KİM HIRSIZ DEĞİL?
KİM HIRSIZ DEĞİL?
Yeni doğan çetesi davası, iddialar ve savunmalar eşliğinde devam ediyor. Türkiye bu olayı duyduğunda, kimi insanlığından utandı, kimi hiç şaşırmadı. Sanırım ben o şaşırmayanlar arasındayım.

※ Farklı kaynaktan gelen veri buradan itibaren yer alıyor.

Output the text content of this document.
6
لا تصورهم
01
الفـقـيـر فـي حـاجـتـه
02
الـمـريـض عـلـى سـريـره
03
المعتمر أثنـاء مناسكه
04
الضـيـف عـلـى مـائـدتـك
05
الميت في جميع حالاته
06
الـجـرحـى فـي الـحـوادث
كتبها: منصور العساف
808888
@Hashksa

Türkiye de sadece Yeni doğan çetesi varmış gibi davranılıyor, sanki çok temiz bir sağlık düzenimiz vardı da sadece bu yeni doğan çetesi bizi lekeledi. Bu ülkede hırsız olmayanların sayısı, hırsız olanların sayısına oranla çok düşük kalır. Kimin gücü neye yetiyorsa o kadar çalıyor. ( Kim hırsız değil?) Bu konuda derinlemesine açıklama yapmayacağım. Konumuzun mahyası “hırsızlık” hırsızlığın sağlık kısmı için daha çok çalışılması gerek, Kemoterapi hastaları üzerinden, 112 bağlantılı hastanelere hasta sevk olayları üzerinden, acil kodları üzerinden, yapılmış gibi gösterilen yapılmadan alınan ilaç paraları üzerinden de bir araştırma yapılsın bakalım, kaç tane daha çete ortaya çıkacak merak ettim.
Bir diğer taraftan telefon operatörleri hakkında bir iki modern hırsızlık anlatmak istiyorum, firma ismi vermeyelim, “hayata mı bağlanıyoruz” hayattan mı kopartılıyoruz siz karar verin.
Bu, bizi hayata bağladığını söyleyenlerin yüzsüzlüklerinin hepsini elbette anlatmam mümkün değil. Şikâyet etmek istiyorum diyorsun, “şikâyet etme hakkınız yok” diyorlar. Bunlara nasıl bir fırsat verildiyse, “biz yaptık oldu” diyor ve soymaya devam ediyorlar.
Bu memlekette memura ortalama %25, asgari ücrete, emekliye yine aynı oranda zam yapılırken yıllık telefon faturası tarifelerine %70’i aşan zamların yapılması modern hırsızlık değil mi? Düşünün insanlar sadece %25 zam alacak ama buna karşılık, telefona, diğer faturalara, kira ve giderlerine %/ 75 harcayacak. Bunun mantıkla, matematikle bir açıklaması var mı?
Ülke bir soğanla, bir yumurta ile imtihan ediliyor, ortada yükselmesini gerektiren hiçbir neden olmadığını, Tarım Bakanı ve yetkili ağızlar açıkladığı halde, yumurtanın rekor kırması sanırım hırsızlık ifadesi ile anlatılabilir.
Özel sektörde çalışan insanlara asgari ücrete yapılan zam oranında ya da altında zam yapılıyor, demek oluyor ki tüm bunların belirleyici tarafı hükümet. Cumhuriyet tarihinde sanırım sadece rahmetli Erbakan tarafından görüldü insanların bu zor durumu. Onun dışında ne geçmişte ne de şimdi bunu gören yok!
Gelirinden fazla gideri olan vatandaşa, kurallara riayet etmesi gerektiği telkin ediliyor. Peki, vatandaş bu aradaki açığı nereden kapatacak? Bir evde ki kişi çalıştığı halde geçindirmek imkânsız sınırlarında ise, vatandaş mı kurallara uymak için telkin edilmeli? Yoksa yöneticilerin adil olması mı telkin edilmeli?
Bu konuda, yüzbinlerce yazı yazılmıştır, ama anlayan nerde, o sebeple çok uzatmaya gerek yok. Bakalım sonu ne olur?